Conical and barrel springs require a CNC spring machine with a servo-controlled diameter-change axis (or equivalent radial slide mechanism). On older cam-driven machines, diameter change was fixed by the cam profile, making non-cylindrical springs very slow to set up. Modern multi-axis CNC spring coiling machines program the diameter profile electronically, achieving any taper or convex/concave shape without physical tooling changes. A 5-axis or higher-axis machine is typically required for production-quality non-cylindrical compression springs.
A variable-pitch spring is a physical spring type where coil spacing varies along the spring's length. A dual-rate spring is a performance description — it describes any spring (or spring assembly) that exhibits two distinct spring rates at different deflection ranges. Variable-pitch springs achieve a dual-rate characteristic through their geometry. A conical spring achieves a similar effect through progressive coil contact. Some assemblies use two coaxial springs of different rates to achieve dual-rate behavior without relying on geometry alone.
Yes — a sufficiently capable spring machine can produce multiple compression spring types.

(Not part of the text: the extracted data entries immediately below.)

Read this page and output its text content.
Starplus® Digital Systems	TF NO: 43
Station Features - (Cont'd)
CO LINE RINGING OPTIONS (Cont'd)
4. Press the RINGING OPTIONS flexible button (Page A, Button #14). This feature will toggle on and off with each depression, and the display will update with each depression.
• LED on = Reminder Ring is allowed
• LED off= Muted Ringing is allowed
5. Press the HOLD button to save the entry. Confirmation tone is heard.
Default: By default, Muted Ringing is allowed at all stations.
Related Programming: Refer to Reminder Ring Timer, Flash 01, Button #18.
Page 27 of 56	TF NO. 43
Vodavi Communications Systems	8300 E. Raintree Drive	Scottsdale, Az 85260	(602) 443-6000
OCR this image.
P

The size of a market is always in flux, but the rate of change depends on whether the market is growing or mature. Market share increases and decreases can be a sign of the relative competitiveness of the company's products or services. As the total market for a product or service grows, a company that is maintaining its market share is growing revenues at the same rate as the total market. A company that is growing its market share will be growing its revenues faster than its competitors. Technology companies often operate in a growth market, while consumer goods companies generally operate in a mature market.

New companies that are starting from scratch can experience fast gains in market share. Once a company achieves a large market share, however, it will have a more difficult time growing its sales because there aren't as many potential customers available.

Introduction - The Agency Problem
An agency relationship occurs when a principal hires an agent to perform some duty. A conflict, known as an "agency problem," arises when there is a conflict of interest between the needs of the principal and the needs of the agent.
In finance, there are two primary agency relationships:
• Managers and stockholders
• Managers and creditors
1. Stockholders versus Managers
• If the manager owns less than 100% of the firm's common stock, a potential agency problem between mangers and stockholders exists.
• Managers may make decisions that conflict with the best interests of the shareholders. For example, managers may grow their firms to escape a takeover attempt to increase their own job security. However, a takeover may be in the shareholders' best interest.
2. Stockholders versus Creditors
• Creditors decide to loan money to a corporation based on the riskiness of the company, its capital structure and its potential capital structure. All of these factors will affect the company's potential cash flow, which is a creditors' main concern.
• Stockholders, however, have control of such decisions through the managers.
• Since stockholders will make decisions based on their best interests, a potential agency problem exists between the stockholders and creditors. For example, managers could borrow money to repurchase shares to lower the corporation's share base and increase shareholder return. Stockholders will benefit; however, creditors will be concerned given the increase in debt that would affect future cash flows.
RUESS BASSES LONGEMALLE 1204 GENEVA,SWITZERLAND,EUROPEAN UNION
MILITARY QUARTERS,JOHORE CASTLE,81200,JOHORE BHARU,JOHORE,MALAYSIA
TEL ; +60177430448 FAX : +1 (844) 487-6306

A 5-axis CNC spring coiling machine can produce cylindrical, conical, and variable-pitch springs with software changeover. A 10- or 12-axis camless spring machine extends this further, handling barrel, hourglass, and complex variable-geometry springs on the same platform. The key limitation is wire diameter range: the machine's coiling tooling is optimized for a specific wire diameter band, so switching between very different wire gauges still requires tooling changes even on fully CNC platforms.
Cold-coiling of wire on a spring machine introduces residual stresses in the wire from the plastic deformation of forming. Without stress relief, these residual stresses can cause the spring to creep (change its free length over time under load) or can reduce fatigue life by adding to operational stresses in the most-stressed outer fiber of the wire. Stress-relief heat treatment at 200–250°C for 30–60 minutes relaxes these residual stresses without significantly softening the wire. Springs made from pre-hardened wire (music wire, hard-drawn wire) are cold-coiled and then stress-relieved; springs made from annealed alloy wire are coiled soft and then hardened in a spring temper furnace after coiling.